In ihrer gestrigen Ausgabe hat „Die Zeit“ ein „Pro und Contra“ zur Legitimität privater Seenotrettung aufgemacht und mit der Überschrift „Oder soll man es lassen?“ versehen. Die Zeit behauptet nun, im (übrigens auch so ziemlich miesen) Contra-Stück nur die Position, die Rettung wäre staatliche Aufgabe, vertreten zu haben. Das mag stimmen und man kann nun sicherlich der Meinung sein, dass es eigentlich nicht die Aufgabe privat finanzierter NGOs ist, Ertrinkende aus dem Wasser zu ziehen, sondern dass die EU staatliche Seenotrettung (wie das 2014 auf Druck Deutschlands eingestellte Programm „Mare Nostrum“) und sichere Fluchtwege bereitstellen sollte.

Das, was die Zeit und viele andere hier tun, schlägt jedoch in eine ganz andere Kerbe. Seehofer, Salvini, Kurz und Konsorten fahren völlig offen in punkto Mittelmeer-Fluchtroute die Taktik: je mehr ersaufen, desto weniger kommen an. Nebenbei: Diese Taktik wird auch auch unabhängig ihrer menschenverachtenden Komponenten nicht funktionieren. Doch sie wird angewandt und zur Anwendung gehört, dass man als allererstes Geflüchtete absichtlich ersaufen lässt. Da stören die NGOs nur und deswegen delegitimiert man sie, beschlagnahmt ihre Boote und klagt die Mannschaften an. Weder die EU noch die Anrainerstaaten werden in absehbarer Zeit Seenotrettung zur Verfügung stellen. Das weiß auch „Die Zeit“. Mit einem Contra-Stück gegen die NGOs beteiligt sie sich also an der Delegitimierung dieser und hilft somit Seehofer und Co. bei ihrer „Lasst sie ersaufen“-Taktik.

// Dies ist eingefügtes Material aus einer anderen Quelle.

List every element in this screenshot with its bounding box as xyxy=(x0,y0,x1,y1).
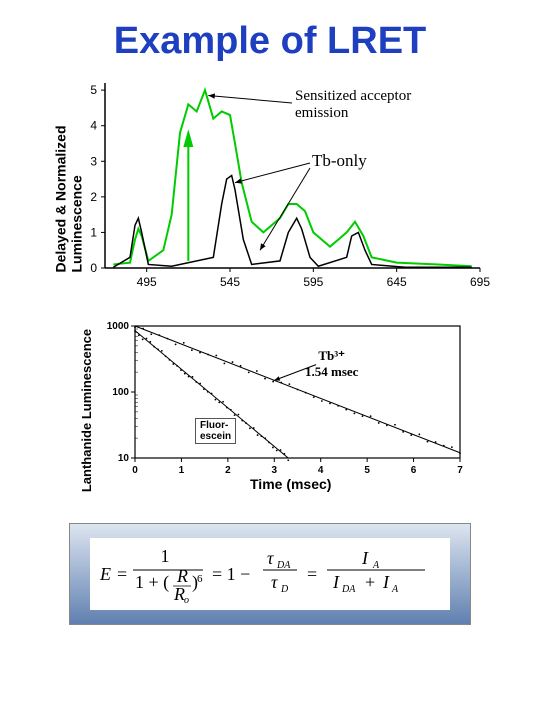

Soweit so schlecht und man könnte es als inzwischen leider „normalen“, aber nicht weiter erwähnenswerten Debattenbeitrag in einem immer rechter werdenden Europa abtun. Doch dies würde deutlich zu kurz greifen. Die Debatte rund um Geflüchtete, Fluchtrouten und Seenotrettung hat in den letzten Wochen eine hochgefährliche, neue Eskalationsstufe erreicht und dieser „Zeit“-Artikel ist symptomatisch dafür. Art. 1 GG besagt, dass die Würde des Menschen unantastbar ist. Über 70 Jahre lang war das in einer breiten Mehrheit der Gesellschaft ein Minimalkonsens, der zwar an vielen kleinen Stellen gebrochen wurde (Rostock-Lichtenhagen usw. usf.), aber grundsätzlich nie zur Debatte stand. Nun ist es für viele Menschen, für einige Medien und gar für einen Innenminister eine veritable Option, Menschen absichtlich ertrinken zu lassen, um damit eine politische Wirkung zu erzielen. Es wird darüber eine Debatte geführt, an der sich die eine und die andere Meinung gleichberechtigt gegenüberstehen sollen. Es wird als legitim betrachtet, die Grundfeste der Demokratie offen in Frage zu stellen. Und wer sich dagegen wendet, wird beschimpft, weil er nur in angeblichen „Filterblasen“ denkt.

Ich möchte an dieser Stelle nicht den historischen Vergleich ziehen, den viele gerne nutzen. Die politische Bewertung jeder Situation muss sich nach den aktuellen Gegebenheiten richten. Aber ich bin inzwischen zur Ansicht gelangt, dass wir an einem Punkt angekommen sind, an dem es noch zwei Möglichkeiten gibt: entweder wir, also alle, denen Demokratie und Menschenrechte etwas Wert sind, reißen uns endlich am Riemen und verteidigen diese offensiv und lassen so eine Scheiße wie in der „Zeit“ endlich sein (ja, ich glaube, dass auch die „Zeit“-Redaktion Demokratie und Menschenrechte eigentlich ganz nice findet). Oder wir landen über kurz oder lang in einem illiberalen, autokratischen, letztlich faschistischen Staat. Da werden dann wir die Flüchtenden sein, entweder in die innere Immigration oder weit, weit weg. Und „Die Zeit“ wird es dann auch nicht mehr geben.

Ich möchte nicht, dass es soweit kommt. Ich hoffe, ihr auch nicht. Noch können wir es gemeinsam verhindern. Ich zähle auf euch!